Admission features alone produced the best performance with a score of 0.486, indicating they are the strongest predictors for clustering.

In [11]:
# Case 6: Without faculty features
features6 = [f for f in features if f not in ['phd', 'terminal', 's_f_ratio']]
print("\nCase 6 - Without faculty features:", evaluate_kmeans(df, features6))


Case 6 - Without faculty features: 0.3809913507437334


Removing faculty features improved performance to 0.381, suggesting these features may not be essential for clustering.

In [12]:
# Case 7: Only performance indicators
features7 = ['top10perc', 'top25perc', 'grad_rate', 'perc_alumni']
print("\nCase 7 - Only performance indicators:", evaluate_kmeans(df, features7))

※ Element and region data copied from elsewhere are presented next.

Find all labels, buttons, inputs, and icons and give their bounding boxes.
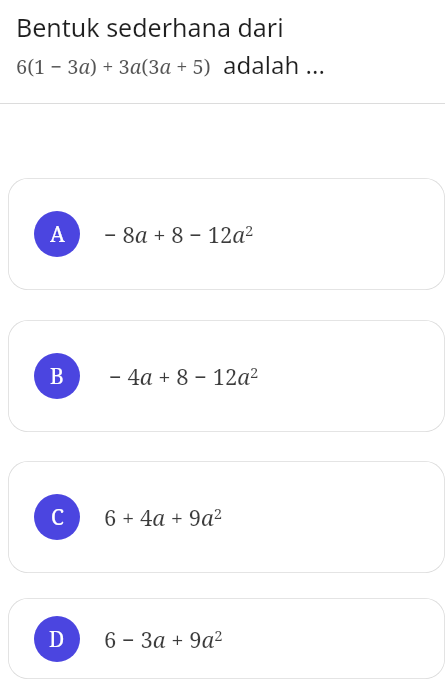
staticText: C: [51, 503, 64, 532]
button[interactable]: A: [8, 178, 445, 290]
staticText: A: [50, 220, 65, 249]
button[interactable]: C: [8, 461, 445, 573]
staticText: Bentuk sederhana dari: [16, 10, 284, 44]
button[interactable]: B: [8, 320, 445, 432]
staticText: D: [49, 625, 65, 654]
staticText: − 8a + 8 − 12a2: [104, 219, 254, 249]
button[interactable]: D: [8, 598, 445, 679]
staticText: 6 − 3a + 9a2: [104, 624, 223, 654]
staticText: 6 + 4a + 9a2: [104, 502, 223, 532]
staticText: 6(1 − 3a) + 3a(3a + 5) adalah ...: [16, 48, 325, 81]
staticText: − 4a + 8 − 12a2: [109, 361, 259, 391]
staticText: B: [50, 362, 64, 391]
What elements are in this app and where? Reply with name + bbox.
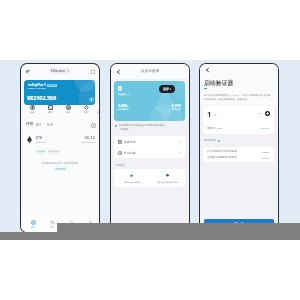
- button[interactable]: 质押: [83, 105, 90, 114]
- button[interactable]: Increase validators: [265, 111, 270, 116]
- button[interactable]: 市场: [46, 220, 58, 229]
- staticText: imKeyPlus 1: [28, 83, 46, 87]
- staticText: 1: [207, 109, 212, 119]
- button[interactable]: Back: [204, 67, 210, 73]
- staticText: 累计奖励: [114, 108, 181, 111]
- staticText: NFT: [36, 123, 42, 127]
- staticText: 收款: [48, 111, 53, 114]
- staticText: 了解更多: [115, 164, 125, 167]
- staticText: 0: [118, 84, 122, 93]
- staticText: 3.56%: [262, 150, 270, 153]
- button[interactable]: Balance info: [89, 97, 94, 102]
- staticText: 当前验证器预期年化收益率: [207, 156, 237, 159]
- staticText: 常见问题: [124, 151, 136, 155]
- staticText: 每个验证器都需要质押 32 个 ETH，为以太坊网络提供安全保障并获得奖励。验证…: [204, 93, 272, 101]
- staticText: 需要存入 ETH: [207, 126, 223, 129]
- staticText: 已质押 ETH: [118, 93, 130, 96]
- button[interactable]: Ethereum: [49, 68, 71, 74]
- button[interactable]: Decrease validators: [258, 111, 263, 116]
- button[interactable]: 了解什么是ETH质押: [114, 169, 149, 187]
- staticText: 代币: [26, 122, 33, 126]
- button[interactable]: 代币: [26, 122, 33, 126]
- staticText: 32 ETH: [261, 126, 270, 129]
- staticText: 预估收益率: [204, 139, 217, 142]
- button[interactable]: 质押记录: [114, 136, 185, 147]
- button[interactable]: imKeyPlus 1: [24, 80, 95, 105]
- button[interactable]: 下一步: [204, 219, 274, 229]
- staticText: 质押记录: [124, 140, 136, 144]
- staticText: 更多以太坊质押相关应用: [157, 181, 178, 183]
- button[interactable]: 添加代币: [53, 167, 68, 170]
- button[interactable]: Back: [115, 69, 121, 75]
- button[interactable]: 更多: [96, 105, 99, 114]
- staticText: 资产: [31, 226, 36, 229]
- button[interactable]: 常见问题: [114, 147, 185, 158]
- staticText: Ethereum: [36, 141, 47, 144]
- staticText: 质押需要等待资格验证后才能获得质押奖励 了解更多 ›: [119, 124, 165, 131]
- staticText: 质押: [84, 111, 89, 114]
- staticText: ¥2273.58: [49, 150, 59, 153]
- staticText: 启动验证器: [204, 79, 233, 86]
- staticText: 以太坊质押: [141, 69, 159, 74]
- button[interactable]: 我的: [84, 220, 96, 229]
- staticText: 更多: [97, 111, 99, 114]
- button[interactable]: 0: [114, 81, 185, 121]
- staticText: 转账: [30, 111, 35, 114]
- staticText: 硬件钱包: [48, 84, 56, 87]
- staticText: 了解什么是ETH质押: [123, 181, 140, 184]
- button[interactable]: 更多以太坊质押相关应用: [149, 169, 185, 187]
- staticText: 质押 ›: [163, 87, 171, 91]
- staticText: 4.07%: [262, 156, 270, 159]
- staticText: +4.44%: [37, 150, 45, 153]
- staticText: 市场: [50, 226, 55, 229]
- staticText: ETH: [36, 135, 43, 140]
- button[interactable]: 收款: [47, 105, 54, 114]
- staticText: 添加代币: [55, 167, 66, 170]
- button[interactable]: Scan QR code: [89, 68, 96, 75]
- button[interactable]: 质押 ›: [159, 85, 175, 93]
- staticText: Ethereum: [51, 69, 66, 73]
- staticText: 没有看到您的代币？尝试手动添加: [42, 162, 78, 165]
- button[interactable]: DeFi: [47, 123, 54, 127]
- button[interactable]: Menu: [24, 68, 31, 75]
- button[interactable]: Token list settings: [91, 123, 96, 128]
- staticText: 兑换: [66, 111, 71, 114]
- button[interactable]: 资产: [27, 220, 39, 229]
- button[interactable]: 浏览: [65, 220, 77, 229]
- button[interactable]: 转账: [29, 105, 36, 114]
- staticText: 36.12: [21, 135, 95, 141]
- staticText: i: [91, 98, 92, 102]
- staticText: 0 ETH: [114, 103, 181, 108]
- button[interactable]: 兑换: [65, 105, 72, 114]
- staticText: 3.80%: [118, 103, 128, 108]
- staticText: DeFi: [47, 123, 54, 127]
- staticText: 以太坊网络平均年化收益率: [207, 150, 237, 153]
- staticText: 下一步: [234, 222, 244, 226]
- staticText: 年化收益率: [118, 108, 129, 111]
- staticText: 个: [214, 113, 217, 116]
- staticText: ≈¥82102.566: [21, 141, 95, 144]
- button[interactable]: NFT: [36, 123, 42, 127]
- staticText: ¥82102.566: [27, 94, 57, 101]
- staticText: 0xd5a1...9f2c4b98: [28, 87, 46, 90]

Case 7 - Only performance indicators: 0.3634869943741708


Performance indicators achieved a score of 0.363, showing they are effective clustering features but not as strong as admission features alone.

In [13]:
# Case 8: Without application features
features8 = [f for f in features if f not in ['apps', 'accept']]
print("\nCase 8 - Without application features:", evaluate_kmeans(df, features8))

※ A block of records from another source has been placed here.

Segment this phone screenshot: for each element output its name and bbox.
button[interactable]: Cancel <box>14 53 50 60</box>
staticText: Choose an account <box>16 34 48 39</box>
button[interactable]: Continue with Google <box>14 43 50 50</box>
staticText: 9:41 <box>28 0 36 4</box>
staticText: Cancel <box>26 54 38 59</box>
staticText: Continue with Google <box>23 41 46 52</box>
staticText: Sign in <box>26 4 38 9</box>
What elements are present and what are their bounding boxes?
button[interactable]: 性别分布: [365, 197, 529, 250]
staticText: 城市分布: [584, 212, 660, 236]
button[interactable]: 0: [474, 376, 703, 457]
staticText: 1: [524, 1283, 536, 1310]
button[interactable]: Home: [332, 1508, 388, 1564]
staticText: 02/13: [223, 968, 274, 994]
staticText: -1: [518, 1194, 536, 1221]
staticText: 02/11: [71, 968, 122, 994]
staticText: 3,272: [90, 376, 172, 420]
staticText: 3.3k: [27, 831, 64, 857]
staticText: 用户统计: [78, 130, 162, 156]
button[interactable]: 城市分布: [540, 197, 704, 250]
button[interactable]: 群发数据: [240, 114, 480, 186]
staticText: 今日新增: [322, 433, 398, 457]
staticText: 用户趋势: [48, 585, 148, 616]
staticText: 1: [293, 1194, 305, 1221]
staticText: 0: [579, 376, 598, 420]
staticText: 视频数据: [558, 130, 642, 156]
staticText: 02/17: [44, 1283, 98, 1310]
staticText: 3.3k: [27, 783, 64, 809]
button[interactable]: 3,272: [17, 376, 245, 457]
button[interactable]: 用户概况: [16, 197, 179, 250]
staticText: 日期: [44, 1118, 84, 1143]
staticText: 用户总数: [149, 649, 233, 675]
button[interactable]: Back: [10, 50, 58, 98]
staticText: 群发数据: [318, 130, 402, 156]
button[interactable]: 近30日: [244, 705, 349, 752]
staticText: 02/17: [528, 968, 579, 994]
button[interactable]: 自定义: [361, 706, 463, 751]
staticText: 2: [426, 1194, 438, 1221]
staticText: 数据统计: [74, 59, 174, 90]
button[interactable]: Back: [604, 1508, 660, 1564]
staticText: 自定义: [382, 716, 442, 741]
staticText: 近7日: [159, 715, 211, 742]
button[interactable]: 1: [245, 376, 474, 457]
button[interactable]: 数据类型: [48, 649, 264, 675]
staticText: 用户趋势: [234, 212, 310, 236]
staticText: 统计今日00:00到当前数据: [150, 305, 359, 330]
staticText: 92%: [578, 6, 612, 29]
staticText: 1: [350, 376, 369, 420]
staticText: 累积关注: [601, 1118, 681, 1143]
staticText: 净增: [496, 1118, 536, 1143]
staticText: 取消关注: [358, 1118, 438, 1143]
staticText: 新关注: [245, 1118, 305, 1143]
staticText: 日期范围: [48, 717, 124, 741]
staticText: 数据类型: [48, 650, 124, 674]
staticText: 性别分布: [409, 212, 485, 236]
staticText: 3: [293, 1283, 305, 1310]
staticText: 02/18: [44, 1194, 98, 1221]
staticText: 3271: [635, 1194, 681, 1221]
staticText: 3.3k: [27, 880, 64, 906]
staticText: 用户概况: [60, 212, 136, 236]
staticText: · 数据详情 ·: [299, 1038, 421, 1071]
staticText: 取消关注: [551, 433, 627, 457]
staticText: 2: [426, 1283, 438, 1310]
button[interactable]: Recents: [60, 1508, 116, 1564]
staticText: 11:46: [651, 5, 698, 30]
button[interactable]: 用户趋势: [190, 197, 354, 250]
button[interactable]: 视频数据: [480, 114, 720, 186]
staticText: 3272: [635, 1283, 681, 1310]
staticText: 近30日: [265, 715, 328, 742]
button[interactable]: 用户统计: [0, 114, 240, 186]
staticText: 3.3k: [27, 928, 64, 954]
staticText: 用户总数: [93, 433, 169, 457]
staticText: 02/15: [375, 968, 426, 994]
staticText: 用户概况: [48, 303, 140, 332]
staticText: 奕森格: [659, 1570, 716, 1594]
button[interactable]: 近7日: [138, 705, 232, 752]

Case 8 - Without application features: 0.21911848983425133


Removing application features slightly decreased performance to 0.219, confirming their importance in the clustering model.

In [14]:
# Case 9: Core features only
features9 = ['top10perc', 'outstate', 'phd', 's_f_ratio', 'grad_rate']
print("\nCase 9 - Core features only:", evaluate_kmeans(df, features9))


Case 9 - Core features only: 0.30595321756048016


Using just core features achieved a score of 0.306, showing that a smaller set of well-chosen features can perform better than using all features.

In [15]:
# Case 10: Minimal feature set
features10 = ['top25perc', 'outstate', 'grad_rate']
print("\nCase 10 - Minimal feature set:", evaluate_kmeans(df, features10))

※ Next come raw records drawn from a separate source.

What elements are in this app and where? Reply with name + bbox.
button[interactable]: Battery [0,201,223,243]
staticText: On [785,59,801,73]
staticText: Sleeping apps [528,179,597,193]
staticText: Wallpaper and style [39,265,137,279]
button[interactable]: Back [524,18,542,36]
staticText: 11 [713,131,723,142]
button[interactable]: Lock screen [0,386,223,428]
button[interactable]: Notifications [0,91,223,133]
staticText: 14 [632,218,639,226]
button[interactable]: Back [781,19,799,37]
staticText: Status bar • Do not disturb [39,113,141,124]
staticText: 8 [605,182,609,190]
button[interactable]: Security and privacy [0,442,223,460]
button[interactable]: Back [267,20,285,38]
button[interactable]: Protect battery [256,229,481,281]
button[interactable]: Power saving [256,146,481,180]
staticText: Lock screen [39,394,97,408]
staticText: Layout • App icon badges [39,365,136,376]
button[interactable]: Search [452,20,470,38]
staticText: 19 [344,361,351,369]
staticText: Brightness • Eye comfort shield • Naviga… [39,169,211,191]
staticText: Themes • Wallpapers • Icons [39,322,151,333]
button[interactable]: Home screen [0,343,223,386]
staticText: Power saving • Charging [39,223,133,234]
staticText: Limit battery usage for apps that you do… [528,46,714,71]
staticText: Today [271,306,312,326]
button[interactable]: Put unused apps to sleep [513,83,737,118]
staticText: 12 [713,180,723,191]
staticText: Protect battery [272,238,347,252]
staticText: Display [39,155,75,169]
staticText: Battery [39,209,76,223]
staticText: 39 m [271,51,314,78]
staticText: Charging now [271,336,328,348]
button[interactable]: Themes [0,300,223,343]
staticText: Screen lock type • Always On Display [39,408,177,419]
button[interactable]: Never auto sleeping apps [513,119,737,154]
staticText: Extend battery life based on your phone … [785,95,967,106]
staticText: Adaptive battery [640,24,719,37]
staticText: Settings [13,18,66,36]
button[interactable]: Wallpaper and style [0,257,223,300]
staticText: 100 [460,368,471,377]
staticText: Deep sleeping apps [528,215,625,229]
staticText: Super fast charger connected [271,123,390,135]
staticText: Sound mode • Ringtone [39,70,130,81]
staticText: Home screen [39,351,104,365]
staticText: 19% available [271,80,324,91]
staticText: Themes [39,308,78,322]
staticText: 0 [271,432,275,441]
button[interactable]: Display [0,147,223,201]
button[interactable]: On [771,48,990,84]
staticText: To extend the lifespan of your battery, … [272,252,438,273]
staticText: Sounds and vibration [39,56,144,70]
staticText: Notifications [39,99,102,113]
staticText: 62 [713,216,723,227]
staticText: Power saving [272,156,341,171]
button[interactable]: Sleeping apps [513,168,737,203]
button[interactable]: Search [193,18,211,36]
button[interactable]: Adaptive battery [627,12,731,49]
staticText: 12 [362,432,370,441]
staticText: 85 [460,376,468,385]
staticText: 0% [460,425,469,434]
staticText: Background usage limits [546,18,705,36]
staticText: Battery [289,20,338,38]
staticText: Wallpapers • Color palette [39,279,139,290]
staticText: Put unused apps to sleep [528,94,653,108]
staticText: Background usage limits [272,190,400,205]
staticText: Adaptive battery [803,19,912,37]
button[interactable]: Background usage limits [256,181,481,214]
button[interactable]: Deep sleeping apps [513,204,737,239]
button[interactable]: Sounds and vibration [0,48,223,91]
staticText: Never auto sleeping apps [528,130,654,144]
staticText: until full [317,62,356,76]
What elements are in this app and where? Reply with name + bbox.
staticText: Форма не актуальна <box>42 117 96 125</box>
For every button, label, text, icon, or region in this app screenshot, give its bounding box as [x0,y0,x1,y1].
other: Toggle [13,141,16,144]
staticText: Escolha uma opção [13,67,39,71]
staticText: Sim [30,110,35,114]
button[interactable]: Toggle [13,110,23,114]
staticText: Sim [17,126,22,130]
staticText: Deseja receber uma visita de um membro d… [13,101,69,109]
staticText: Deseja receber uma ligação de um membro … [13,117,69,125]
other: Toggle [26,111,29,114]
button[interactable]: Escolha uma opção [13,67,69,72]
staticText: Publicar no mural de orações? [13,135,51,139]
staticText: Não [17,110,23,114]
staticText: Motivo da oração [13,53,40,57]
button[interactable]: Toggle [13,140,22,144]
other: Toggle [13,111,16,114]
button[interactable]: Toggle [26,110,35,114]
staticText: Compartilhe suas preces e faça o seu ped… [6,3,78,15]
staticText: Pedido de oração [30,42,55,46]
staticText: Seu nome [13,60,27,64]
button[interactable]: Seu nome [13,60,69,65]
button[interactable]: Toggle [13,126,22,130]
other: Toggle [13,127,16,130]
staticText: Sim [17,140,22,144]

Case 10 - Minimal feature set: 0.3756254730397272


Even with just three features, the model achieved a score of 0.376, demonstrating that a very minimal feature set can still provide good clustering results.

### Inferences

From these experiments, we can draw several important inferences:

1. Feature selection significantly impacts clustering performance
2. Admission-related features (Case 5) provided the best clustering results with a score of 0.486
3. Using fewer, well-chosen features often outperformed using all features
4. Cost and enrollment features tended to reduce model performance when included
5. A minimal feature set (Case 10) still performed well, suggesting some features may be redundant

The optimal approach appears to be focusing on admission-related features while excluding cost and enrollment data for the best clustering results.

In [16]:
# Optimal feature set based on analysis
optimal_features = ['apps', 'accept', 'top10perc', 'top25perc']

# Evaluate the optimal model
optimal_score = evaluate_kmeans(df, optimal_features)
print("\nOptimal feature set score:", optimal_score)

# Display the selected features
print("\nOptimal features:")
for feature in optimal_features:
    print(f"- {feature}")


Optimal feature set score: 0.4859216670070813

Optimal features:
- apps
- accept
- top10perc
- top25perc


### Final Conclusions

The optimal feature set analysis reveals several key insights:

1. The highest performing model used just 4 admission-related features and achieved a silhouette score of 0.486
2. These features (`apps`, `accept`, `top10perc`, `top25perc`) all relate to the selectivity and admission standards of universities
3. This suggests that admission metrics are the most distinctive characteristics for clustering universities
4. Notably absent from the optimal set are financial features (costs, expenditures) and operational features (faculty ratios, enrollment)
5. The strong performance with just these 4 features indicates they capture the essential differences between university clusters

This analysis demonstrates that while universities differ across many dimensions, their admission standards and selectivity are the most useful metrics for meaningful categorization.